Купается солнце. А лодка одна,
Что тихо лежит  на пустом берегу,
Вдруг вспомнит, как летняя бьётся волна
В крутую её смоляную корму.
Весёлое время. Весло над водой
Парило, как нынче снежинки парят...
Но вот позвала меня мама домой.
Я с дерева слез. Молодой снегопад
Кружил над землёй. На моём рукаве
Уснули снежинки. В холодной ночи
Им снилось, наверно, как солнце в реке
Купало свои золотые лучи.

"Свете Тихий"             Алексей Гушан.


          * * *
Гордыня плакала... Гордыня плакала,
Слезами горькими по долу капала.
Она-то думала, что всех красивее,
Проходит молодость - а косы сивые...
Она-то думала, что всех разумнее,
Но мысли тянутся походкой лунною...
Гордыня думала - она хорошая,
Но злоба пенная под сердцем множится...
Ей вдруг открылося: дела все добрые
Для возгоржения ведь были собраны,
Без похваления, без славы славиться
Ей делать доброе совсем не нравится...
Она - не самая, она - не лучшая,
Обида хлынула слезой горючею.
Гордыня плакала слезами горькими...
А кротость рядышком всходила зорькою.

Юлия Богиня.
Сайт «Свете Тихий».


         Смешинка

       (диалог со священником)

- Благословите, батюшка, расстаться
Мне с мужем, - жизнь пошла не в радость!
- А что случилось? - Стал он пить и драться,
И денег не приносит, разве малость.
- А что ж ты за него пошла-то, Шура?
- Да дурою была, ума лишенной.
- Вот видишь, он тебя такую дуру,
Взял, не побрезгавши, в законны жены!

08.09.2016 В.К. Невярович. Россия.

На льдинах

плывут свечи


     Когда они шли куда-то вдвоём, то выглядело это немного неуклюже и как-то нелепо: она – семенящая мелким шагом, переваливающаяся с ноги на ногу, точно гусыня, в каких-то непонятного размера одеждах, испачканных, грязных и скомканных, как лист выкинутой бумаги, и он – высокий и тощий, весь в пёстрых, ворсистых лохмотьях, словно разбуженный посреди зимы медведь-шатун; слегка горбится и втягивает голову в плечи – стесняется занимаемого им места в пространстве. Иногда они держались за руки, и тогда моё сердце наполняло безразмерное чувство теплоты, в своей избыточности переливавшееся наружу и расползавшееся по всему телу, а уголки губ сами собой подпрыгивали вверх, крепясь на лице широкой и мягкой улыбкой. Она выглядела беззащитным карапузом, а он, слегка выдаваясь вперед, по-отечески заграждал её собой.  Так всё это смотрелось со стороны, когда они шли по территории мимо моей будки.

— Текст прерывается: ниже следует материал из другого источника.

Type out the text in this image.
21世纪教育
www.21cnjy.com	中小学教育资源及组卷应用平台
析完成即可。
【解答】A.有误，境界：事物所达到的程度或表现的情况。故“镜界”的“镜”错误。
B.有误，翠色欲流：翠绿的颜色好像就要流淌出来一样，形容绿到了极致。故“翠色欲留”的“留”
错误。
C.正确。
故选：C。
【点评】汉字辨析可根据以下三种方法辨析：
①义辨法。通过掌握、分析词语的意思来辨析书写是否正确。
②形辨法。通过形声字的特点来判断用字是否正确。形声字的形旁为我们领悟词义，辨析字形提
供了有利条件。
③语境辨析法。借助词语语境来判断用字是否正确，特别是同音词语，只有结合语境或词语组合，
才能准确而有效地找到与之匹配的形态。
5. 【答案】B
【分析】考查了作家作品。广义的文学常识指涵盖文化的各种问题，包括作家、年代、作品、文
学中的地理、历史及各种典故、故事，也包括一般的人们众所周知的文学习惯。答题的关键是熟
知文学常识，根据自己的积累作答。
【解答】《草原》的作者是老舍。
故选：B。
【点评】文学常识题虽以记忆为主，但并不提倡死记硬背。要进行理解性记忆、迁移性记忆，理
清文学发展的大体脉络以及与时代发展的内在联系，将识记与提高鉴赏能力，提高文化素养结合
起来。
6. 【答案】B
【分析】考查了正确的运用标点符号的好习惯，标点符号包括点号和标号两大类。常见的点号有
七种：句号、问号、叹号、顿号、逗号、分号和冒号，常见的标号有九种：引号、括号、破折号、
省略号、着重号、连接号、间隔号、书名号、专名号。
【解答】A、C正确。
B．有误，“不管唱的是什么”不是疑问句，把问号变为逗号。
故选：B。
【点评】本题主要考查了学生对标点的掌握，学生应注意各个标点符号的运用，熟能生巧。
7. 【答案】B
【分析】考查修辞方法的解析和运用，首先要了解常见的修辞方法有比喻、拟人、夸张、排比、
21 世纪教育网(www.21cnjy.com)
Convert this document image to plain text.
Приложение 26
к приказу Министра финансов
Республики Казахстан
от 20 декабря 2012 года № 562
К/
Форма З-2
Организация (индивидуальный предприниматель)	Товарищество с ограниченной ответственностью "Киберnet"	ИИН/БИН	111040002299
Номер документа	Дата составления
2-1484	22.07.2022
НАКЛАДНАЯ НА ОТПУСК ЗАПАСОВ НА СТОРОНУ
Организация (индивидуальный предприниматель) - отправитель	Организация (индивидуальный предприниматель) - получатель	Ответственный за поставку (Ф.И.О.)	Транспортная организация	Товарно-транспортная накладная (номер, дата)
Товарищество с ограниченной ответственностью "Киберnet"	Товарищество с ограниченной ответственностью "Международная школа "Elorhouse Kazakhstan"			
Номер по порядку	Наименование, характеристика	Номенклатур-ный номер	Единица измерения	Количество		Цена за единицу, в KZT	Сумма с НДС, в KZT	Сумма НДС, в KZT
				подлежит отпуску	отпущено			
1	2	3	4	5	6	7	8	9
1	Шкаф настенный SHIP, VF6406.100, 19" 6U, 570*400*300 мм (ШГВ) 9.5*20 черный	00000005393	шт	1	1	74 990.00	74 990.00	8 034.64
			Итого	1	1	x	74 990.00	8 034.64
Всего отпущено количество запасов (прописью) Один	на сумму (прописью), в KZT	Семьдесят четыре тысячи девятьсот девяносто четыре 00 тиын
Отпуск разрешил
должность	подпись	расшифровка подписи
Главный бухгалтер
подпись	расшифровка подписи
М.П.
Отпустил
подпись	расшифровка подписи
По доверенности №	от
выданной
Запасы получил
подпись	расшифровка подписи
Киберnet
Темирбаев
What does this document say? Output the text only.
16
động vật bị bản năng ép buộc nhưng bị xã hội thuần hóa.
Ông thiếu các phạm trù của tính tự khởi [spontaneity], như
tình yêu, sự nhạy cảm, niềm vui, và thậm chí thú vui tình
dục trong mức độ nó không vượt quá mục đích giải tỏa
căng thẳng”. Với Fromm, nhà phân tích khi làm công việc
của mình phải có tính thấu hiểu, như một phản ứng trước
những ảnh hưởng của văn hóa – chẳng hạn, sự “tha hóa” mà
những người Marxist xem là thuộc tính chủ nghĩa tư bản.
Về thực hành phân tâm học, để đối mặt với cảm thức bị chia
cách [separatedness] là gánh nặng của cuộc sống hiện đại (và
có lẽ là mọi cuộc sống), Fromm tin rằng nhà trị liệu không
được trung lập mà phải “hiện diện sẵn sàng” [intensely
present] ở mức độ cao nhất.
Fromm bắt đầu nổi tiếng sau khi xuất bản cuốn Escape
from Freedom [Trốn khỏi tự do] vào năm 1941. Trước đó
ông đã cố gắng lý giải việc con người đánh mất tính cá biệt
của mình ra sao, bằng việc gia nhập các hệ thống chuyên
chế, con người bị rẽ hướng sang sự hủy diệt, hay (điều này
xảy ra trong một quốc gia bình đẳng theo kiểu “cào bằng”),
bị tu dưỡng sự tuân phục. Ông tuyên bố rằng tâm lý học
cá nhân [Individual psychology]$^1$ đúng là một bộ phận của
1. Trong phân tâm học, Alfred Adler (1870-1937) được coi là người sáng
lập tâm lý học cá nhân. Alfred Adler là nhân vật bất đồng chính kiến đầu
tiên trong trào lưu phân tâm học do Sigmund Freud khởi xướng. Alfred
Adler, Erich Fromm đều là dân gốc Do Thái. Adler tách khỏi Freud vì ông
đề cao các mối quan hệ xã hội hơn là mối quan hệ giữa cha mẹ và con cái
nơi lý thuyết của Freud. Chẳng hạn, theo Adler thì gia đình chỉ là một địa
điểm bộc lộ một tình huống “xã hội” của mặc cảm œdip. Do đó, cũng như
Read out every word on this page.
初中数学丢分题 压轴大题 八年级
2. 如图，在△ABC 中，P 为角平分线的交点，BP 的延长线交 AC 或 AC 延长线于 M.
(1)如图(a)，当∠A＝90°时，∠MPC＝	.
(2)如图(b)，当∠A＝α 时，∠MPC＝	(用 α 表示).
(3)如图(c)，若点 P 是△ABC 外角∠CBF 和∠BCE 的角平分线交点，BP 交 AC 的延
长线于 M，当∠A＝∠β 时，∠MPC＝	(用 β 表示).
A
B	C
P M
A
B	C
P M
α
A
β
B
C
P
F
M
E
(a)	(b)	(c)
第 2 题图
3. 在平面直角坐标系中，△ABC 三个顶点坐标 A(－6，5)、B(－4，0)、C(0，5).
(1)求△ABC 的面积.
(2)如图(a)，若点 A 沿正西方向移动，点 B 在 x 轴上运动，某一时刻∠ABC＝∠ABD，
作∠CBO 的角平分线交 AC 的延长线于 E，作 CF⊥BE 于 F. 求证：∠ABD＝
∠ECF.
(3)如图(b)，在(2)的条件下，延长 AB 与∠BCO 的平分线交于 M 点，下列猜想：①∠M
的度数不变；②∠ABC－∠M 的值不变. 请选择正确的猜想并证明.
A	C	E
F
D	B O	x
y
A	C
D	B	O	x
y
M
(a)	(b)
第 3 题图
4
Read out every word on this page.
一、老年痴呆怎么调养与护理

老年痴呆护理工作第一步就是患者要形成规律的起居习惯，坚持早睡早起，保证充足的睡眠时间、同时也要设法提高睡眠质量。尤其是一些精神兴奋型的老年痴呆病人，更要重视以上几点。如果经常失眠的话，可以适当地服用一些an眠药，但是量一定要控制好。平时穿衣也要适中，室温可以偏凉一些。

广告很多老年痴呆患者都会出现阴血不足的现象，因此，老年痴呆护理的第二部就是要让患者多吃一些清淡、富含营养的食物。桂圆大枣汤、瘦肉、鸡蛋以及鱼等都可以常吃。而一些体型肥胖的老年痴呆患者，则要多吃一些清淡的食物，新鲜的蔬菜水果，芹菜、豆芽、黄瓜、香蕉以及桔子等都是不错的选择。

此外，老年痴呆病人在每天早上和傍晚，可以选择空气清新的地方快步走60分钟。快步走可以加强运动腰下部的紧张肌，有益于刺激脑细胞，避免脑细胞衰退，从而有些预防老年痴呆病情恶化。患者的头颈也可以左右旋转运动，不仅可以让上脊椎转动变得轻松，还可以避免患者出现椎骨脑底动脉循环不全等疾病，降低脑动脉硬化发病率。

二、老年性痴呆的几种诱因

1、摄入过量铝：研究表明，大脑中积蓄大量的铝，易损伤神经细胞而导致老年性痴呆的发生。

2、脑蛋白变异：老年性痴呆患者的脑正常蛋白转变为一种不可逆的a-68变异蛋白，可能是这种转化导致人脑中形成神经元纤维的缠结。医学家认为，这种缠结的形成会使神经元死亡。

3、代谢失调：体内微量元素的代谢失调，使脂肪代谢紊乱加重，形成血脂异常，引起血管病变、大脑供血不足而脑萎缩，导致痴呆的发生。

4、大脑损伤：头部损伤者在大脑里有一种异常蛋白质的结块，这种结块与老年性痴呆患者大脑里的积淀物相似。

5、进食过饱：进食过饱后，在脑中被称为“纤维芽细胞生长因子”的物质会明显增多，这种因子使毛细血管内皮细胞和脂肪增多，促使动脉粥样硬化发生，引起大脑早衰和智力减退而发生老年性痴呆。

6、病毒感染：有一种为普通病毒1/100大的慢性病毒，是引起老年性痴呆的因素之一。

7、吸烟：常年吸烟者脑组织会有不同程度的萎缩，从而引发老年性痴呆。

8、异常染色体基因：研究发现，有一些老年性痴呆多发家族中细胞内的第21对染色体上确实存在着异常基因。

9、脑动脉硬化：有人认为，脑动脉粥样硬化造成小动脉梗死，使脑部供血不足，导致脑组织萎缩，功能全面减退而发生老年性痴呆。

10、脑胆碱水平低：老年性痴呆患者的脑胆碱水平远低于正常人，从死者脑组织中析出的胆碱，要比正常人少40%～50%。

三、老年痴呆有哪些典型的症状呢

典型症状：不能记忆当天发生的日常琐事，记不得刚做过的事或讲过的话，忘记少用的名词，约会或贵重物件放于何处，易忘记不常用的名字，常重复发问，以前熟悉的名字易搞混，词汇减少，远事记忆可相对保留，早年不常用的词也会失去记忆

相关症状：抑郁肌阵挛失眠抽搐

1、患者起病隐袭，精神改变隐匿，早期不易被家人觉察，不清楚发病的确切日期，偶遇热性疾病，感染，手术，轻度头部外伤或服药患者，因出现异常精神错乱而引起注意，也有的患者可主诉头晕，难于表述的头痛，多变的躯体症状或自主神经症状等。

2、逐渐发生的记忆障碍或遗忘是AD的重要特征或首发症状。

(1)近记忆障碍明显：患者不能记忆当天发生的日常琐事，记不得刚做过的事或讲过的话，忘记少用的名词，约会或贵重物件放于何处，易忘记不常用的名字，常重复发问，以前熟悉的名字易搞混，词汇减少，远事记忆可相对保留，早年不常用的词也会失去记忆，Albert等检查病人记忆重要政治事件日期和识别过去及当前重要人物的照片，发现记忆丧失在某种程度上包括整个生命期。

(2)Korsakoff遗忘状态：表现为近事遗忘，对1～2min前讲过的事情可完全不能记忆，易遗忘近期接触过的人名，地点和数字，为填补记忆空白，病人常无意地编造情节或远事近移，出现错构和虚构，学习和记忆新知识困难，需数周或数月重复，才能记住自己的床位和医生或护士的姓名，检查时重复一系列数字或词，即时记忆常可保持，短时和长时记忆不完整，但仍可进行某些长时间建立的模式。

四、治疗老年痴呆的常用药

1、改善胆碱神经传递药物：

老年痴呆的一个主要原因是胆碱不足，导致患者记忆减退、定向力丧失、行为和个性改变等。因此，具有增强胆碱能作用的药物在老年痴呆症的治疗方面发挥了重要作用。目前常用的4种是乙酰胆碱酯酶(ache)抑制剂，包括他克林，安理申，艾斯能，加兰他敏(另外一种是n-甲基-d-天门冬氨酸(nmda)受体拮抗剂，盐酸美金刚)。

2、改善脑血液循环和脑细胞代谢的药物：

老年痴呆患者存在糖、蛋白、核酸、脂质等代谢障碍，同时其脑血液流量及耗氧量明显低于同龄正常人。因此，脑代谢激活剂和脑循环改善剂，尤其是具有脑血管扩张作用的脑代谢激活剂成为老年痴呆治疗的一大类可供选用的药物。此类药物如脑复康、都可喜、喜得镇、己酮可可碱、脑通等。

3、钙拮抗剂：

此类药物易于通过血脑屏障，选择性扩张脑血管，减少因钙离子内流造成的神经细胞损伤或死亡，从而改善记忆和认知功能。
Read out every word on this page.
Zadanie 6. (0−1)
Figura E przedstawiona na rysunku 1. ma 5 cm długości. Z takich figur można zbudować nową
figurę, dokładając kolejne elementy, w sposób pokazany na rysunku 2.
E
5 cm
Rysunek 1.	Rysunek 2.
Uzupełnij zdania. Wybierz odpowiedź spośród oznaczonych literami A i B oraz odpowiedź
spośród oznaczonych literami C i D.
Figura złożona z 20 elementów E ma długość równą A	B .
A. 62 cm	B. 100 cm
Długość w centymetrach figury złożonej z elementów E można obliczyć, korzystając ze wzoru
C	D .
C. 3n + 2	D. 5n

     Возле трубы тепловой магистрали, проходящей вдоль самой кромки берега, они сладили себе палатку из какого-то непонятного разноцветного материала и коротали ночи в ней, зарюхавшись с головой во всевозможные, собранные со всех улиц города старые, драные одежды. Несколько раз я видел с ними совсем ещё маленькую белобрысую девчушку и немного обеспокоившись, решился спросить. «Это доча» - ответил он. И с этого самого его ответа внутри меня поселилось неприятное и нудящее чувство долга, заострившись до такой степени, что каждый раз, пуская свои мысли в вольный полёт, я постоянно натыкался на него и мне становилось не по себе, потому что: а правильно ли вообще, что она ходит с ними? Впрочем, вскоре это прекратилось – доча перестала появляться; я не спросил почему, но подумал, что так оно, конечно же, лучше.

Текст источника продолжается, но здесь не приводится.